November 22, 2015—Pima County Fairgrounds, Tucson, Arizona
Every year, as we get nearer and nearer to the desert of Arizona, our children begin to fret. Hm-m-m! I wonder why? Today, this e-mail came. It will give you just a sample of the tight rein they try to keep on the six of us. It usually doesn’t work, but they just keep trying.
Dear Bill, Raymonda, Dwight, Sheila, Todd and Bonnie,
I have been elected to represent the children of the Danes, Meeks and McAllister's. OK, I actually drew the short straw. Anyway....it is time for our annual talk. Not the talk that you parents had with us as children at the age of 12, but equally as necessary.

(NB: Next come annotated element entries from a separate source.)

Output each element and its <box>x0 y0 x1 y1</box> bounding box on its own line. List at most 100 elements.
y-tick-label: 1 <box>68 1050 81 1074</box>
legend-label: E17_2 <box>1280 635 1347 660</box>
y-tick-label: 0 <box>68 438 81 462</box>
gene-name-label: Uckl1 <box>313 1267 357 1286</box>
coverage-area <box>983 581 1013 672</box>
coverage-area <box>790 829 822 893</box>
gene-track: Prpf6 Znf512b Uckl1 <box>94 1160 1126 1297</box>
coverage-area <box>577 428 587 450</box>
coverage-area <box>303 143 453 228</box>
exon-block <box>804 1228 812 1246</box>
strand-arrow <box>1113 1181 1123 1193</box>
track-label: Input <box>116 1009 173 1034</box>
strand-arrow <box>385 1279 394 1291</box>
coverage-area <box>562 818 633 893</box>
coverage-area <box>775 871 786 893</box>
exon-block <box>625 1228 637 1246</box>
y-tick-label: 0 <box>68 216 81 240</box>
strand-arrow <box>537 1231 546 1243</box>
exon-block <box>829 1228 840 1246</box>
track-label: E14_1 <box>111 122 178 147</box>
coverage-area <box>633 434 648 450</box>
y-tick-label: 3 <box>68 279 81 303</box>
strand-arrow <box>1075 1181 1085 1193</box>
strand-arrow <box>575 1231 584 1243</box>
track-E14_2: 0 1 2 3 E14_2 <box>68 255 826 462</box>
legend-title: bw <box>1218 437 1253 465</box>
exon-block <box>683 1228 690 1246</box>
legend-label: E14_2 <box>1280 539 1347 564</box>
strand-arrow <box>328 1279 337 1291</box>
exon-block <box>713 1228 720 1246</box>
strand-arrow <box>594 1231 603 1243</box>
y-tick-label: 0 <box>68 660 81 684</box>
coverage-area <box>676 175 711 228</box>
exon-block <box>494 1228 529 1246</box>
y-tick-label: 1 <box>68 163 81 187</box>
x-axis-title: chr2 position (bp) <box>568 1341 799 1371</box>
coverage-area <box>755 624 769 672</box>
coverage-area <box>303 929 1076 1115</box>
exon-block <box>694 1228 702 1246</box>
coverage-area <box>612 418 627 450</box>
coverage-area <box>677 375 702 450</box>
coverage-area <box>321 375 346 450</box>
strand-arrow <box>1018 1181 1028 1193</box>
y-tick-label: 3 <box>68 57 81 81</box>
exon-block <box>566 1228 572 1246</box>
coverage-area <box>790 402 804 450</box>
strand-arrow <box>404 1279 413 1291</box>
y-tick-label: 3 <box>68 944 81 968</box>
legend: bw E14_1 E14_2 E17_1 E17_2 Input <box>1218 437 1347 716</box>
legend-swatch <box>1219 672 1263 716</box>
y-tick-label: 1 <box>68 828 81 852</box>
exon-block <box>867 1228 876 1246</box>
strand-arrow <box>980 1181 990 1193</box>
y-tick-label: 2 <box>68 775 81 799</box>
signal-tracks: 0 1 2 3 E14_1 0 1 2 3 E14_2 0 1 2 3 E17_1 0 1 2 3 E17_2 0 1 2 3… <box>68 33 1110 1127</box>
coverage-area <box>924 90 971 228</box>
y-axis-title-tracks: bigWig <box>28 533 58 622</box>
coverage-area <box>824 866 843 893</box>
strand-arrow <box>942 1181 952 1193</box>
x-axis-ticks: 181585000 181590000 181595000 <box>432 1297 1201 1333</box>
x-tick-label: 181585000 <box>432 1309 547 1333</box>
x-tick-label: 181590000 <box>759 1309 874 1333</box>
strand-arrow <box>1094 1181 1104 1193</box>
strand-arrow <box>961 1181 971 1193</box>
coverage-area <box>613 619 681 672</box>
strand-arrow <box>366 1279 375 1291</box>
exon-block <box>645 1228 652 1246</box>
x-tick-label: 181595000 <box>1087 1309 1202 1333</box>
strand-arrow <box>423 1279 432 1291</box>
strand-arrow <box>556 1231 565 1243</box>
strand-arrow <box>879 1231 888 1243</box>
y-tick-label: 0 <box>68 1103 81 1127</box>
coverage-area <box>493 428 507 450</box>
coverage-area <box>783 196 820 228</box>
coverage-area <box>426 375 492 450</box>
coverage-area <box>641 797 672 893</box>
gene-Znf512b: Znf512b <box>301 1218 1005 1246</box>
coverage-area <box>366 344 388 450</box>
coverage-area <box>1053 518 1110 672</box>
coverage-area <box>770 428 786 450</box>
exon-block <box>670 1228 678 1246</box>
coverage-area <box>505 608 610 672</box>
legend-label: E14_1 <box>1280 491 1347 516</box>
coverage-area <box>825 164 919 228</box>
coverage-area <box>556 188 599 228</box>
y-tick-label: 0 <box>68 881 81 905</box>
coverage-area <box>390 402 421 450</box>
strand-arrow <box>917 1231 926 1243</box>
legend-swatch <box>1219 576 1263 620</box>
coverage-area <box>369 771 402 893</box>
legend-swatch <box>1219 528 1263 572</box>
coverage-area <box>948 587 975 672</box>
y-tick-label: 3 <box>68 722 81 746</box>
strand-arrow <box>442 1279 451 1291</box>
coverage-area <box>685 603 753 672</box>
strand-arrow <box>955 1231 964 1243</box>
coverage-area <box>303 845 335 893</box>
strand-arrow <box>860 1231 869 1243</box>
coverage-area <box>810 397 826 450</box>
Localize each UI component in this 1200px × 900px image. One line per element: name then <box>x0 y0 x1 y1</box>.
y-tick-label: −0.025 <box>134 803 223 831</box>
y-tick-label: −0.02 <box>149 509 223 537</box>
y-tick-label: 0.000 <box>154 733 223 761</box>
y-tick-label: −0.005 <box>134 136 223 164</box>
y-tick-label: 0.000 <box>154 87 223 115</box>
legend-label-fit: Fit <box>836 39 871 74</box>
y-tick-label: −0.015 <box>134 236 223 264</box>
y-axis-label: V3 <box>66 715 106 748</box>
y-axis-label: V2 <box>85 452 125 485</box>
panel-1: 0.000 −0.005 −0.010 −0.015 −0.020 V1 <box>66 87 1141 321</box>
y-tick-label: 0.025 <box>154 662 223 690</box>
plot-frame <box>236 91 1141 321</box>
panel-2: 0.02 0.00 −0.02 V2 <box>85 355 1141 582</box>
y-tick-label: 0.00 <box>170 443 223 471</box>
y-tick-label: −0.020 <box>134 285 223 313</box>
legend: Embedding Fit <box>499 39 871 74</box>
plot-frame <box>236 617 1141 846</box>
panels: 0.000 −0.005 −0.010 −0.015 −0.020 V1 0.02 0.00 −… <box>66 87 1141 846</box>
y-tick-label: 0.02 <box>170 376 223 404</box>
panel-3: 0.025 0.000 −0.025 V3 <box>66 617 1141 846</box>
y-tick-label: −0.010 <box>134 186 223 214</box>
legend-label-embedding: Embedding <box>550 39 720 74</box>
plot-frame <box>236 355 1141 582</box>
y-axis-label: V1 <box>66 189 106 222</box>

That being said, here goes...... When the six of you get together, common sense has a way of conveniently vanishing. Yes, we know that it is fun to go off roading and tearing through the Arizona countryside without abandon, but please do so at a rate of speed that doesn't strip the trees of their leaves. Please, please, please use caution when poking around for a particularity hard to locate geocache. Let's be more clear. Raymonda, that means you. As for you other five, you've all done it and been lucky. Let's not push that luck, ok? To avoid choking while eating due to excessive laughter, especially if Dwight is wearing sunglasses, please cut your food into small pieces and chew thoroughly. Better yet, maybe you should stick to yogurt and applesauce when more than three of you are gathered together.
We love you dearly, but good grief, you might be the death of us.
Stay safe, have fun (within reason) and enjoy your friends.
So we have been warned. We’ll see if any of us listened!